Geschiedenis

In 969 is de hoofdstad van Egypte officieel gesticht door de Fatimiden, een Noord-Afrikaanse dynastie. Al gaat de geschiedenis van Caïro terug tot de Romeinse tijd, toen het fort van Babylon er gebouwd werd als symbool van de Romeinse macht. Bij de officiële stichting kreeg de stad de naam Al-Qahirah, de overwinnende. Iets later, in 988, werd de beroemde Al-Azhar-universiteit er gesticht. Die maakte van Caïro het centrum van de islamitische wereld.
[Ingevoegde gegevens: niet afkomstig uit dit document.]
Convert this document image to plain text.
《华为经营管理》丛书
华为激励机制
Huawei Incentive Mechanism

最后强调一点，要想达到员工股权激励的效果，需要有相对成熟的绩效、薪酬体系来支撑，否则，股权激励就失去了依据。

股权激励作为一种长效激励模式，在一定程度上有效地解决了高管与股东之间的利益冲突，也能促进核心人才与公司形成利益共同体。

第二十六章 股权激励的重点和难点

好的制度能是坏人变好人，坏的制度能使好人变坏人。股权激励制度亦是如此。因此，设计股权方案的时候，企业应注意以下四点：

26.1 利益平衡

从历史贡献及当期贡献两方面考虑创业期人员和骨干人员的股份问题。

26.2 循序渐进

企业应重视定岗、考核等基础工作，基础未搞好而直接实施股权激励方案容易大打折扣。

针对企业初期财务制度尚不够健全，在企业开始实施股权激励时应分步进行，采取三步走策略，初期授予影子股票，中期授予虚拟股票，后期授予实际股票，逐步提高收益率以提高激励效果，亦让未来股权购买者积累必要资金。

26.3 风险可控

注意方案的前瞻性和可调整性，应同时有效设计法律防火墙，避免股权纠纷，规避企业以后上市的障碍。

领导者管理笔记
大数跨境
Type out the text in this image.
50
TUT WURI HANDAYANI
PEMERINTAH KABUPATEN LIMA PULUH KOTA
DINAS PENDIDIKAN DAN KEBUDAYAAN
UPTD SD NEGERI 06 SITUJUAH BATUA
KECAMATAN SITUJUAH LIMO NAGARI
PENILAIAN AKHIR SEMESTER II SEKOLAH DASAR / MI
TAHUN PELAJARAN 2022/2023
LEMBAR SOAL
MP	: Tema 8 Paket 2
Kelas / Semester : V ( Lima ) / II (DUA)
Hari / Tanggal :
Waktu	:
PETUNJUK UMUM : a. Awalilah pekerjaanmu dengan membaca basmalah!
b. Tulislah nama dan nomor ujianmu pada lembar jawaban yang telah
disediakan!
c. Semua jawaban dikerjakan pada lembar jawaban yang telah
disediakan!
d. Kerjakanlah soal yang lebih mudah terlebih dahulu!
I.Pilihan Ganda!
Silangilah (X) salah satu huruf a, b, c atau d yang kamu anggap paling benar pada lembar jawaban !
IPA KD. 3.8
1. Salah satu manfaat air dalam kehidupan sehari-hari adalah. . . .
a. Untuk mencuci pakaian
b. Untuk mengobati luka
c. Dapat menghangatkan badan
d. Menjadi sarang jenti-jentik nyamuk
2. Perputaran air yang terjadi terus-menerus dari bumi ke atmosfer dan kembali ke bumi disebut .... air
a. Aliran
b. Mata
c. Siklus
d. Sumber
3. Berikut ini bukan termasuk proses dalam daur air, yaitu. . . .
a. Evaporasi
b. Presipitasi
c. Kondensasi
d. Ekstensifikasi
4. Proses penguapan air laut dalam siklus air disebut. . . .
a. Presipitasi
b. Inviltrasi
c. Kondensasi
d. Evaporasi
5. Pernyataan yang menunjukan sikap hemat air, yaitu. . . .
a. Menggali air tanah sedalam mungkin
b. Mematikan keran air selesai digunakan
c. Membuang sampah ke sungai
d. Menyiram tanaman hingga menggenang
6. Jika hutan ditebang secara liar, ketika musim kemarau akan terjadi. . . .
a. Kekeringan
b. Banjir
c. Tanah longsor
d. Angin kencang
Vanaf het begin van de tweede helft van de veertiende eeuw ging het bergafwaarts met Caïro. Eerst kreeg de stad af te rekenen met de pest en andere epidemieën, daarna werd zijn handelsmonopolie op het vlak van kruiden verbroken. Bovendien kwam de stad vanaf 1517 onder Turks bewind, waardoor de bevolking sterk gereduceerd werd.

De eerste stappen richting modernisatie werden gezet onder Mehemet Ali, die regeerde tussen 1769 en 1849. Hij wordt dan ook de ‘vader van het moderne Egypte’ genoemd. Al was het pas met de komst van Ismael, de kleinzoon van Mohammed Ali, halfweg de 19de eeuw, dat Caïro terug open bloeide. Op dat moment begon de ontwikkeling van het moderne stadsdeel, dat tot dan toe een moerasachtig gebied was.

Aangezien Ismael Caïro wou renoveren zoals Parijs nodigde hij voor die uitbreiding internationale architecten uit. Het moderne deel bestaat dus uit brede lanen en grote ronde pleinen, zoals in een Europese stad. Bovendien werd in die periode het Suez-kanaal gegraven en voor de scheepsvaart opengesteld. Daardoor werd Caïro wereldberoemd, zowel bij zakenlieden als toeristen.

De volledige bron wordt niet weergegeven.